Schaffner, George
Schaffner, George
SCHAFFNER, GEORGE. Continental officer. Pennsylvania. Little is known of Schaffner's early life. He enrolled as a private in Abraham de Huff's company of Atlee's Pennsylvania musket battalion of militia in March 1776. Promoted to sergeant, he went with his unit to Philadelphia and reached Amboy on 21 July and New York City on 11 August. Eight days later he was promoted to ensign, and on 25 August he fought in General Alexander's right wing at Long Island. Remnants of his unit were incorporated into Samuel Miles's regiment for the march to Fort Lee and then to the Delaware. As part of Hand's brigade, Schaffner fought at Trenton and Princeton. On 4 February 1777 he became a second lieutenant in John Paul Schott's company of Ottendorf's battalion, which was soon incorporated into the First Battalion, Continental Partisan Legion, commanded by Colonel Armand-Tuffin. Schaffner fought at Short Hills, Brandywine, and Germantown. On 8 February 1778 he was promoted to captain, and to major on 1 December. He was honorably discharged on 25 November 1783.
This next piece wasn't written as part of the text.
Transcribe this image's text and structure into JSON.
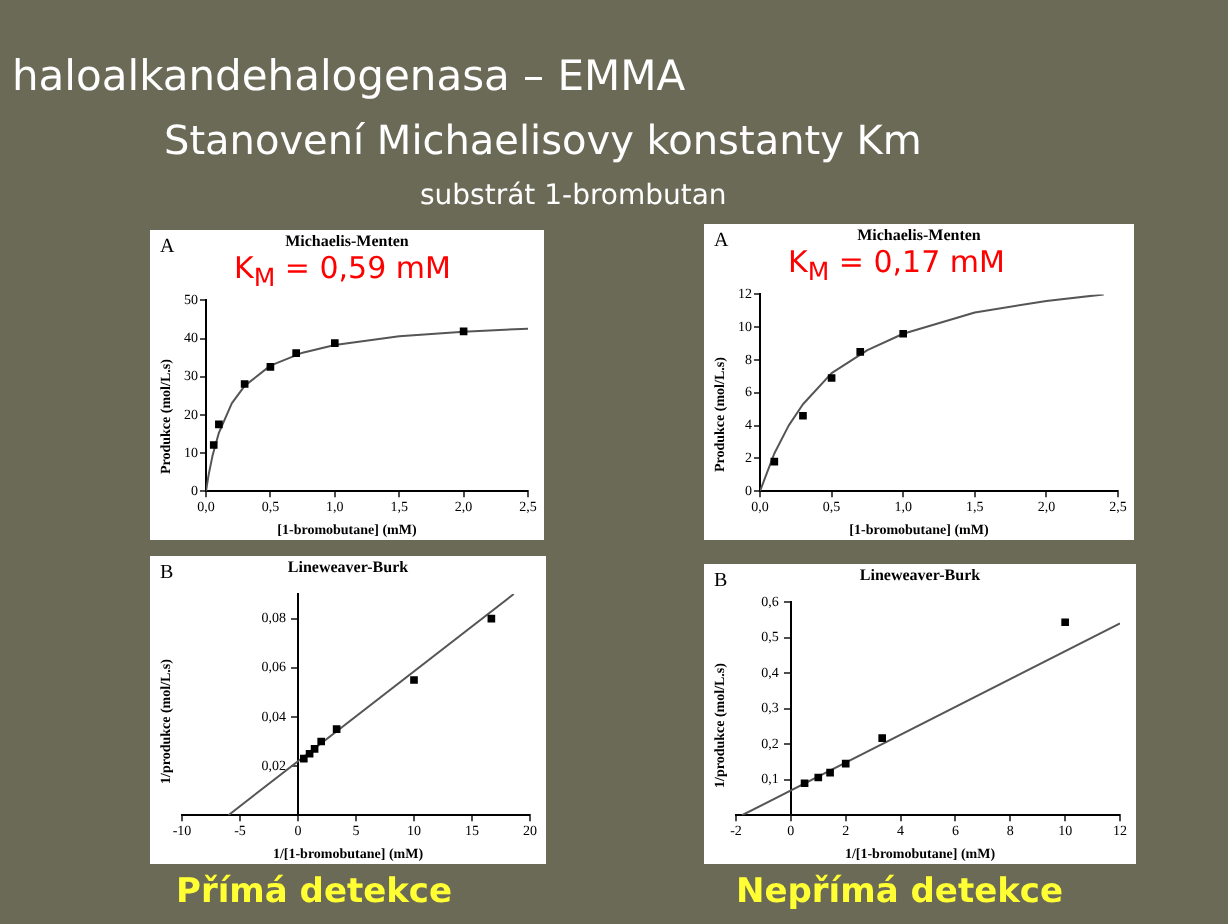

Having become an intimate friend of the remarkable Armand-Tuffin, he accompanied the latter to France. He supported Tuffin in the Brittany uprising and was arrested on 24 August 1792 but released a few days later. From December 1792 to January 1793 he visited London as Tuffin's liaison officer to the émigrés. Learning that friends of his were being executed, Schaffner returned to France, joined the Vendée counterrevolutionaries, and disappeared. According to Lenôtre, he was captured in an action on the Loire and died in the noyades (judicial drownings).